A magic luck charm is just you trying to trick yourself into increased confidence. And by trusting an outside "magical" force instead of yourself, you are potentially undercutting an opportunity to build your confidence by succeeding "on your own".

The Magic Pudding

Quote from: "Byronazriel"I may not put much faith in horoscopes, but anyone can see that they do have power.
The cliché says truth has power, well lies do to, and I don't like being lied to.

epepke

Quote from: "Tank"
Quote from: "Byronazriel"Confidence is confidence, does it matter where it comes from?

What better thing is there to aid in decision making than a quarter? They're so descrete, and flippable.
Are there different sources of confidence or just different degrees of confidence, can one 'put on' confidence without really being confident or will ones fundamental lack of confidence always let one down in the end.

As one with an experience of having an inappropriate lack of confidence that harmed me significantly, I can pretty much say that it doesn't really matter.

I don't like the statements that confidence should be based on perceived reality, partially because perceptions of reality are often faulty, but mostly, about the only thing that you can do with an accurate perception of reality alone are things that have already been done.

Once, back in the early 1990s, I was building a system to do desktop scientific animation.  I was interviewed by a leading scientific visualization magazine (now defunct).  The interviewer asked me if the idea of desktop animation was realistic.  I replied "We've gotten pretty far by not being realistic."

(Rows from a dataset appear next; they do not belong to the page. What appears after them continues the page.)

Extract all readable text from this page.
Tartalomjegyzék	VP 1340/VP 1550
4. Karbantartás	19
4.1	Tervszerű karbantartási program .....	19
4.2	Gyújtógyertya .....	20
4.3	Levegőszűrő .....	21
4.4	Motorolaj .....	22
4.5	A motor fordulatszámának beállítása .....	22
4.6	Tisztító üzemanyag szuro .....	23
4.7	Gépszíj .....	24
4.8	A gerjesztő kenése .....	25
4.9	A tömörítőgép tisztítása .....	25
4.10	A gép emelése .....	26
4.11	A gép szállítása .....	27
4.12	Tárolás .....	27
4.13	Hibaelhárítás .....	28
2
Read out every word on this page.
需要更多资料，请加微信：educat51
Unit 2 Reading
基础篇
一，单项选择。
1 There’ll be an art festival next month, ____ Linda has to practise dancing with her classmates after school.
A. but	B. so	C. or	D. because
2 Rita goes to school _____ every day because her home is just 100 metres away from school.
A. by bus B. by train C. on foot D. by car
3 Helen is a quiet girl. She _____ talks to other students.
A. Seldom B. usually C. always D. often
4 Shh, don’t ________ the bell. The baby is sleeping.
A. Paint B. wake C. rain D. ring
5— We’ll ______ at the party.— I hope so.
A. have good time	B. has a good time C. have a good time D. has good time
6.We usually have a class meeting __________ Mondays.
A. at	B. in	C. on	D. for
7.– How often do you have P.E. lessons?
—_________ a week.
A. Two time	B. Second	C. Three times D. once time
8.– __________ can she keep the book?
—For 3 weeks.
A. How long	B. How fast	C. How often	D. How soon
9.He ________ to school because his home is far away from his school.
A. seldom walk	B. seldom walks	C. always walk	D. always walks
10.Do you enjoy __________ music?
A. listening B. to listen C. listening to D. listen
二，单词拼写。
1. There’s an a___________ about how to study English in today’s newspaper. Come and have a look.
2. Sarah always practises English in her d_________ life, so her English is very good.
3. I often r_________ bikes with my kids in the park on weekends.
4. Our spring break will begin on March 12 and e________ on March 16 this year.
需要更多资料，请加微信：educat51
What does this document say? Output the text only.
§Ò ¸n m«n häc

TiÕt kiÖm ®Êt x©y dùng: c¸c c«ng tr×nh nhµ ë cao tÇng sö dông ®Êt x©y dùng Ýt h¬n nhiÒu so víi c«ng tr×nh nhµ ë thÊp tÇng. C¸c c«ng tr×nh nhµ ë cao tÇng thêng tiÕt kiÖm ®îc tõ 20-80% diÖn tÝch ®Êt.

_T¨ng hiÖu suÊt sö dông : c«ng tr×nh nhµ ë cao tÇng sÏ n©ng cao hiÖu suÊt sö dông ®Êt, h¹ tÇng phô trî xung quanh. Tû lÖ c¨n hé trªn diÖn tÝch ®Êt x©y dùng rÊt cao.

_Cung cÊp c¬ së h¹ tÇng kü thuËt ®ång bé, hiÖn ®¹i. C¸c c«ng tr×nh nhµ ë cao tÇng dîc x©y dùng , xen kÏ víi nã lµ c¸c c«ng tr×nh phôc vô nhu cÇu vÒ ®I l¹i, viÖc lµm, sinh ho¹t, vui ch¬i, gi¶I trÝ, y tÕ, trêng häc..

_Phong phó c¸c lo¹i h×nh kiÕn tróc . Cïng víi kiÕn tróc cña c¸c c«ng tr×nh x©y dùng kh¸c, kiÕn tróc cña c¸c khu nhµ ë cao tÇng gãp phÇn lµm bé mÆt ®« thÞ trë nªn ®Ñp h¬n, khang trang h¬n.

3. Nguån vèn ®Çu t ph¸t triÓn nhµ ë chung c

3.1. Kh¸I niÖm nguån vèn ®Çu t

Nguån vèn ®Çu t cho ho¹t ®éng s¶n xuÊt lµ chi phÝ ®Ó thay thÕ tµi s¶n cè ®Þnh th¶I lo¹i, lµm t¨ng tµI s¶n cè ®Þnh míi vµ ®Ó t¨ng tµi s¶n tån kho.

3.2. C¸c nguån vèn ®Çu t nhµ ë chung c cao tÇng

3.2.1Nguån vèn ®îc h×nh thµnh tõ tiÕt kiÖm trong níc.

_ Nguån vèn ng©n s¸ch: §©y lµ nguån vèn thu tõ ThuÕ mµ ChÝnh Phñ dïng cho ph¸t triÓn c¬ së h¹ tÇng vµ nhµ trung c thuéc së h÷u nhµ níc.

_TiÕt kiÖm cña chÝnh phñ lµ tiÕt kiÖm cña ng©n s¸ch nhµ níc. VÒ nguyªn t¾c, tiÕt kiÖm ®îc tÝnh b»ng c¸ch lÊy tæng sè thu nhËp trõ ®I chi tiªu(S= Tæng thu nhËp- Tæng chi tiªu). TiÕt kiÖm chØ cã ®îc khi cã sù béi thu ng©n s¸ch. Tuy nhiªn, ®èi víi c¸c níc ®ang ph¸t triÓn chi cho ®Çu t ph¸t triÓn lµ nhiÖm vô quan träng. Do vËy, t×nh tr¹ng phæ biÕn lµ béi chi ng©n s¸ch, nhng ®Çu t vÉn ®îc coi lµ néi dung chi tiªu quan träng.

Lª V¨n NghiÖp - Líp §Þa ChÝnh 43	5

Of course, in retrospect, desktop animation is all over the place, but back then, it was typically done on supercomputers such as the Cray.  We were using Silicon Graphics machines, which were only barely desktop, but I was confident that the SGI technology would eventually make it into inexpensive desktop machines.  Which, of course, it did.  I could rationalize and say that it was a reasonable expectation, but the fact is that almost nobody thought it would ever happen, and having confidence that it would happen was smirked at.  I can't remember who said it, but perhaps the estimable Mr. Pratchett or Neil Gaiman: "Of course you have to believe in impossible things.  How else can they become?"

Thumpalumpacus

When I was younger, magic just meant there was an interesting PC class for D&D.

But I don't play anymore.
Illegitimi non carborundum.

omfgzmariah

Confidence that is not based on reality can be dangerous.

Tank

#14
Quote from: "omfgzmariah"Confidence that is not based on reality can be dangerous.
Now that is very true. And goes with the 1st of the 4 stages of learning.
1) Unconsciously incompetent, you think can, but you can't. It's a bike how difficult can it be to ride anybody can do it!
2) Consciously incompetent,  you know you can't. Ouch that bloody hurt!
3) Consciously competent, you can do it and are thinking about it and thus improving. Okay now lets get the gears working.
4) Unconsciously competent. See I knew it was easy.

Edit: Corrected 1)
If religions were TV channels atheism is turning the TV off.
"Religion is a culture of faith; science is a culture of doubt." ― Richard P. Feynman
'It is said that your life flashes before your eyes just before you die. That is true, it's called Life.' - Terry Pratchett
Remember, your inability to grasp science is not a valid argument against it.